The duration of disruption in the Strait of Hormuz remains the single most consequential variable for India’s external sector and inflation outlook, the Finance Ministry said in its Monthly Economic Review for May 2026. The ministry warned that prolonged energy supply interruptions could amplify price pressures and dent growth prospects.
Strait of Hormuz: The key ‘risk factor’
The Department of Economic Affairs (DEA) said the global environment has become significantly more challenging following the West Asia conflict, and underscored the centrality of the Hormuz disruption to India’s economic trajectory. “Looking further ahead, the duration of the Strait of Hormuz disruption remains the single most consequential variable for India’s external and price outlook,” the report said, adding that a quick normalisation would help set the stage for a broader-based recovery supported by strong services exports and sustained investment commitments.
Near-term outlook: Cautious resilience
Despite external headwinds, the review described India’s near-term economic outlook as one of ‘cautious resilience,’ citing stable domestic fundamentals, strong services exports, resilient labour markets, and comfortable foreign exchange reserves as supporting factors. The DEA noted India has managed to meet crude oil requirements so far through diversified sourcing arrangements even as the Strait of Hormuz remains closed amid the conflict.

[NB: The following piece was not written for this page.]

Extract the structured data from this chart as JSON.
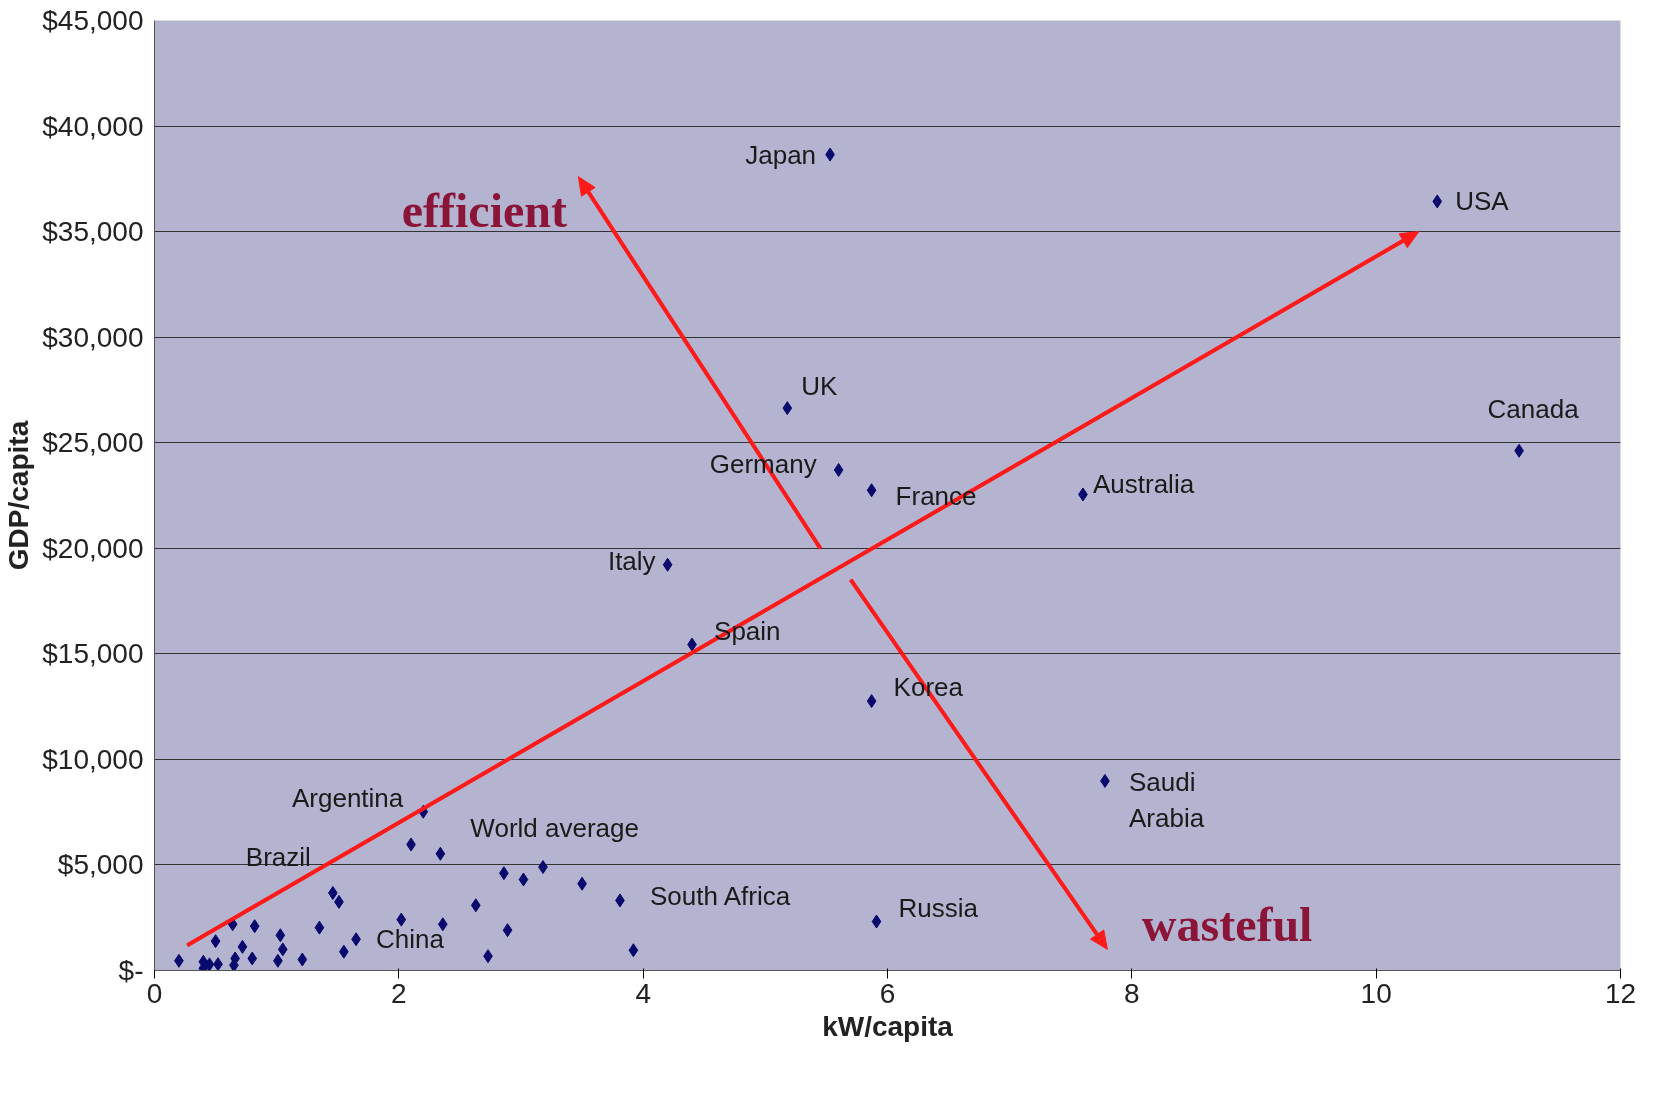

Inflation risks and upstream cost pressures
The Finance Ministry flagged increasing inflation risks, pointing to a widening gap between retail and wholesale inflation that signals building upstream cost pressures. “The current divergence between retail inflation and wholesale prices signals that upstream cost pressures are building, and the pass-through to consumers, while limited so far, may not be far behind,” the review said. It warned that recent increases in petrol and diesel prices could trigger both direct and indirect inflationary effects, and that any further escalation in energy prices may erode the current inflation cushion faster than expected.
Energy, monsoon season and food-price vulnerabilities
The report also cautioned that a deficient monsoon could add food-price pressures on top of energy-driven inflation. It warned higher projected crude oil production disruptions have increased risks of supply-chain bottlenecks and sustained pressure on energy and shipping costs, developments that could delay global disinflation, postpone monetary easing by central banks and weigh on global growth- especially for energy-importing emerging economies such as India.
Gulf dependence and mitigation steps
Highlighting India’s dependence on Gulf energy, the review noted that crude oil and petroleum products made up 53.9 per cent of India’s total merchandise imports from the West Gulf Cooperation Council (GCC) region in FY26. To reduce vulnerability to global energy shocks, India has secured recent agreements with Abu Dhabi National Oil Company (ADNOC) covering strategic crude oil storage and long-term Liquefied Petroleum Gas (LPG) supply arrangements, the DEA noted.
The DEA urged that policy responses remain agile across monetary, fiscal and structural dimensions to navigate the combined challenges posed by external geopolitical risks and domestic climatic uncertainties while safeguarding medium-term growth. The report highlighted the need for coordinated policy tools to manage possible inflationary spurts and to shore up external buffers if energy disruptions persist.
What are the implications for global outlook?
The review said higher projected crude production disruptions increase the risk of broader supply-chain interruptions and sustained pressure on energy and shipping costs, which could postpone global disinflation and weaken growth. Such a scenario would particularly affect energy-importing economies and could alter the timing and pace of monetary policy normalisation worldwide.